Although the advent of the personal computer and corporate networking a couple of decades ago was supposed to usher in the era of a paperless office, that didn't actually happen at the time. Indeed, those tools (and ever-cheaper printers) seemingly gave employees and consumers an unprecedented capacity to print pages, which they increasingly used all the way through 2012. Printing icons like Hewlett-Packard -- you know it better as HP (HPQ 0.69%) -- and Xerox (XRX) rode that wave to printing riches.

In 2012 though, personal habits finally caught up with technologies that negated the need for physical copies of documents. The world's number of printed pages started to decline then and is expected to continue shrinking into the indefinite future.

The coronavirus contagion that's kept millions of workers at home for weeks likely accelerated the downtrend of the world's need for printed pages. While technology market research outfit International Data Corp. (IDC) expects a slight rebound in printer usage next year before the decline is rekindled in 2022, that temporary optimism may underestimate just how well workers have retrained themselves to work without using a printer.

Woman in office using a photocopier or printer.

Image source: Getty Images.

Talking numbers

To answer the most burning question first: 3.2 trillion. That's how many pages the world printed in 2019, according to estimates from IDC. That figure's fallen an average of 1.2% every year since 2015. But the number is expected to fall much faster this year, tumbling 13.7% to around 2.8 trillion. The need for printed documents is radically diminished when you can't physically hand that piece of paper to a co-worker. IDC believes we'll see a reflexive rebound in printing next year, just because this year's apt to see such a sharp dip in its print tally. But through 2024, the anticipated decline in printing stands at an average of 4.8% compound annual growth rate (CAGR) through 2024. People, it appears, are learning to live without as many printed pages.

The tide obviously works against any company within the printing business, whether that organization makes printers, or the toners and inks needed to keep them working. None are hit quite as hard as the two aforementioned printing stalwarts, though: Xerox and HP.

Xerox is the most vulnerable for the obvious reasons -- it's the purer play. While it's tiptoed outside of conventional page printers for the office or home and now provides higher-level tech solutions like customized printing and digital document sharing, its core business is still printing, which the world just doesn't need like it used to. The company's got six consecutive years' worth of shrinking revenue to support that premise, and analysts see more deterioration ahead.

Xerox (XRX) revenue and earnings per share, past and projected

Data source: Thomson Reuters/Refinitiv. Chart by author.

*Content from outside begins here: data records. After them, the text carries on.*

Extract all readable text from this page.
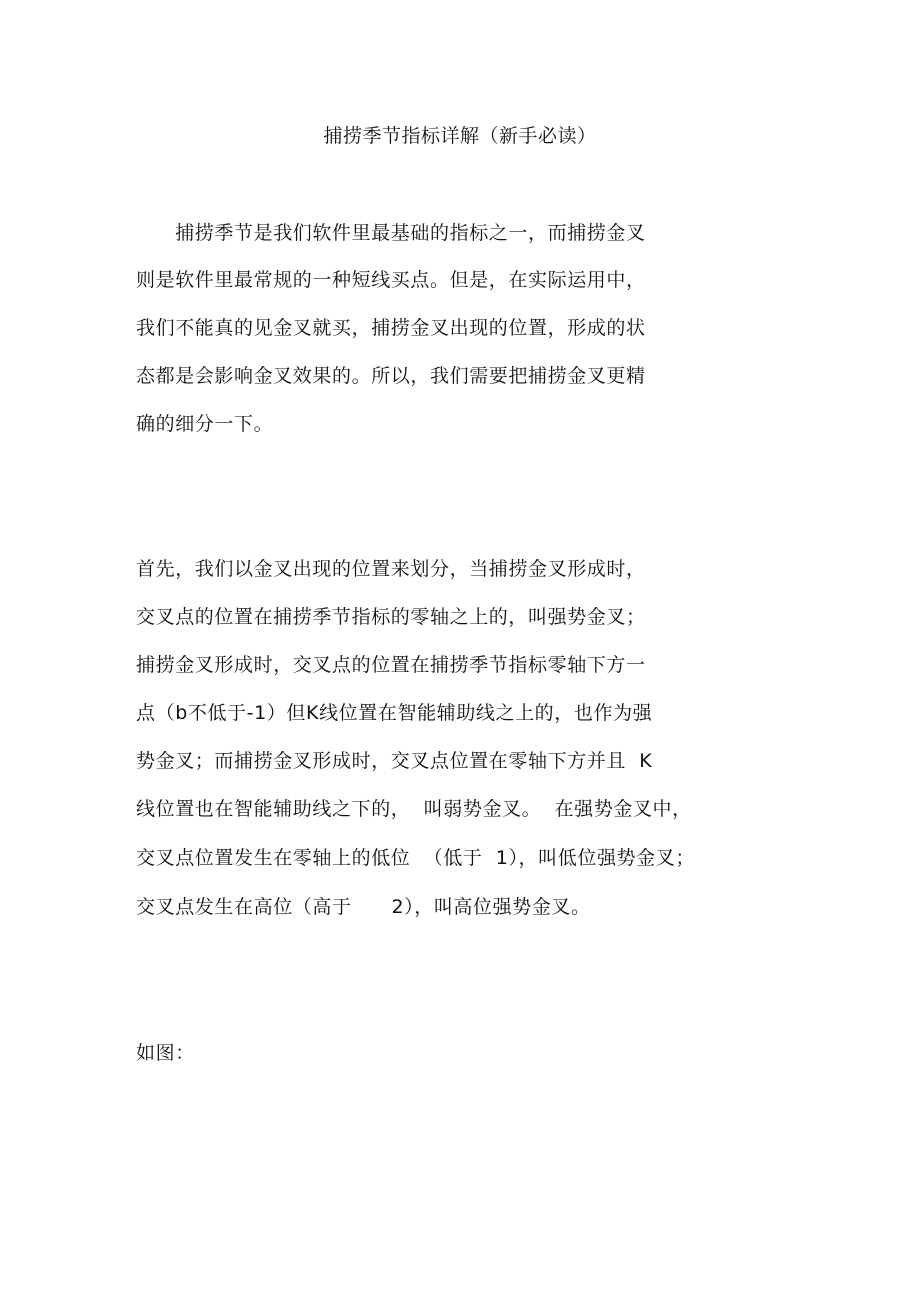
捕捞季节指标详解（新手必读）
　　捕捞季节是我们软件里最基础的指标之一，而捕捞金叉
则是软件里最常规的一种短线买点。但是，在实际运用中，
我们不能真的见金叉就买，捕捞金叉出现的位置，形成的状
态都是会影响金叉效果的。所以，我们需要把捕捞金叉更精
确的细分一下。
首先，我们以金叉出现的位置来划分，当捕捞金叉形成时，
交叉点的位置在捕捞季节指标的零轴之上的，叫强势金叉；
捕捞金叉形成时，交叉点的位置在捕捞季节指标零轴下方一
点（b不低于-1）但K线位置在智能辅助线之上的，也作为强
势金叉；而捕捞金叉形成时，交叉点位置在零轴下方并且  K
线位置也在智能辅助线之下的，  叫弱势金叉。  在强势金叉中，
交叉点位置发生在零轴上的低位  （低于  1），叫低位强势金叉；
交叉点发生在高位（高于      2），叫高位强势金叉。
如图：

Those same analysts expect earnings to hold steady once they normalize following the COVID-19 pandemic. But the downward trajectory of sales could make that profit recovery a tough trick to pull off.

Hewlett-Packard, or now HP, isn't nearly as exposed to the decline of printing, though it's still more than a little exposed. Of last year's $58.8 billion worth of revenue, $20.1 billion of it (or 34%) came from its printing business. In the meantime, it's not as if the computer business that makes up most of the other two-thirds of HP's business mix has been firing on all cylinders.

HP (HPQ) revenue and earnings per share, past and projected

Data source: Thomson Reuters/Refinitiv. Chart by author.

Like Xerox, the income growth projection is suspect in light of the fact that it's not likely to be fully matched by sales growth.

Merely merging doesn't help

Given the undertow of waning printer usage, Xerox's previous interest in a merger with HP makes sense. Alone, not even the two big titans of the business may be able to push through the challenge until paper-based printing at least stabilizes. Together, the combined companies might figure out a way to help one another survive.

Xerox's hope in that regard is only half-supported by the reality of the situation. Melding the two companies into one may not create much more in the way of operational efficiency, as both outfits run rather lean already. And, even if fiscal advantages were achieved by pairing HP and Xerox, the united organization is still fighting the same printing headwind. For such a merger to work well enough, a whole new kind of product or solution would need to be introduced.

In the meantime, IDC Japan's group manager Eiji Ishida put the matter in terms that should worry HP and Xerox by clarifying International Data Corp.'s findings:

"The decline of office print volume will have a big impact on total spending in the office print market. Hardcopy peripherals vendors will be required to make bold changes to their strategies based on future work styles in the next normal following the pandemic."